1. Summary: High inflation and negative real interest 
rates continue to wreak havoc on the pensions and savings 
of many Zimbabweans.  The Zimdollar is in freefall, now 
trading at Z$5,000:US$ 1.  While select high-end 
investors have profited from Zimbabwe's collapsing 
currency and runaway inflation, most people are only 
beginning to realize how much they have lost.  End 
Summary. 
 
"A penny borrowed is a penny earned" 
------------------------------------ 
2. Negative 300 percent real interest rates have fostered 
a Bizarroworld of finances, flipping conventional wisdom 
on its head.

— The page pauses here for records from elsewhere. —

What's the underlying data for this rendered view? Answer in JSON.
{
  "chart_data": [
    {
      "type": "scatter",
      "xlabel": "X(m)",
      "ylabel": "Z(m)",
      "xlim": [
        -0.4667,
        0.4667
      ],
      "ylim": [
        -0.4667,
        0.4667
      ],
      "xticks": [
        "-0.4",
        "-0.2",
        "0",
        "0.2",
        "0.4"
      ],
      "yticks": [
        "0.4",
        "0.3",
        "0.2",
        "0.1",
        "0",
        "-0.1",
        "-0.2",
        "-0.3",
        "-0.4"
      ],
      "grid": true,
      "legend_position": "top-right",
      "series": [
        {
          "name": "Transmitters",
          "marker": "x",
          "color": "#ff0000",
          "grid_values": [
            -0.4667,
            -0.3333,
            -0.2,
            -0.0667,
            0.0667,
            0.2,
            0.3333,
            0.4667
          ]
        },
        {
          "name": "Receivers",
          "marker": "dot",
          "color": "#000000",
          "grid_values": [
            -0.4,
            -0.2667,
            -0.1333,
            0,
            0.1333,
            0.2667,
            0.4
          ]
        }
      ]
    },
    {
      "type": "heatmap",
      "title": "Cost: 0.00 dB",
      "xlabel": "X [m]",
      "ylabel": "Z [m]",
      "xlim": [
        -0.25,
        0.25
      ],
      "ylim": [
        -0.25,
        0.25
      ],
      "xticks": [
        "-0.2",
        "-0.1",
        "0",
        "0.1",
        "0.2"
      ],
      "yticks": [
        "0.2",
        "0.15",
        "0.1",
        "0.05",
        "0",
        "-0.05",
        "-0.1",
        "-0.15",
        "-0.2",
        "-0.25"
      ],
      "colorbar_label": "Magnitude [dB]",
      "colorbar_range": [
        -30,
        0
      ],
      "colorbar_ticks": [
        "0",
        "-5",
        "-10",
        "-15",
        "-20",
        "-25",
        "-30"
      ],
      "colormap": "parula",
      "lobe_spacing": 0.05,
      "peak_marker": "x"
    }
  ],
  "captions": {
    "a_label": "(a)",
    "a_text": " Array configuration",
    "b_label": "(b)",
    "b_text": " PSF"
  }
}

Debt is good, savings foolhardy.  Consider 
the following: 
 
- A high-interest savings account over the past 12 months 
would have returned 50 percent, turning Z$ 1 million into 
Z$ 1.5 million.  Viewed nominally, not bad.  Yet in real 
U.S. dollars terms, that initial Z$ 1 million was worth 
US$ 1,449 on August 5, 2002 and the final Z$ 1.5 million 
worth only US$ 300 on August 5, 2003.  The one-year 
investment lost a whopping 79 percent. 
 
- This explains what has happened to Zimbabwean 
pensioners several times over since 1999.  The GOZ 
requires public pension funds to invest most of their 
assets in Treasury bonds, lending to Government at 
negative rates.  Pensioners tell stories of monthly 
checks that once paid rent and now not even buy a six- 
pack of coke. 
 
- Inflation continues to outpace salaries.  In real 
terms, workers earn less than one-quarter what they did 
in 1995.  A factory owner told us the same worker he paid 
US$ 80/month in 1995 now earns the equivalent of US$ 10. 
 
- Workingmen must also fight tax bracket creep.  20 
percent personal income taxes begin to kick at the 
Z$15,000 (US$ 3) monthly salary threshold.   A factory 
worker who earns Z$ 48,000 (US$ 10)/month lands in the 
"high-income" 35 percent bracket. 
 
Comment 
------- 
3. Although still partly deluded by large nominal 
increases in salaries, Zimbabweans are beginning to 
appreciate that buying power is slipping through their 
fingers.  In a sense, we are witnessing a large 
redistribution of wealth - from net creditors to net 
debtors, from savings accounts to government spending. 
This has annihilated Zimbabwe's enviable savings rate 
(from 9 percent of GDP in 1999 to -3 percent today).   At 
the same time, we see the emergence of entrepreneurial 
Zimbabweans, especially in several indigenous banks, who 
understand how to profit from high inflation, that the 
rules of the game are changing fast.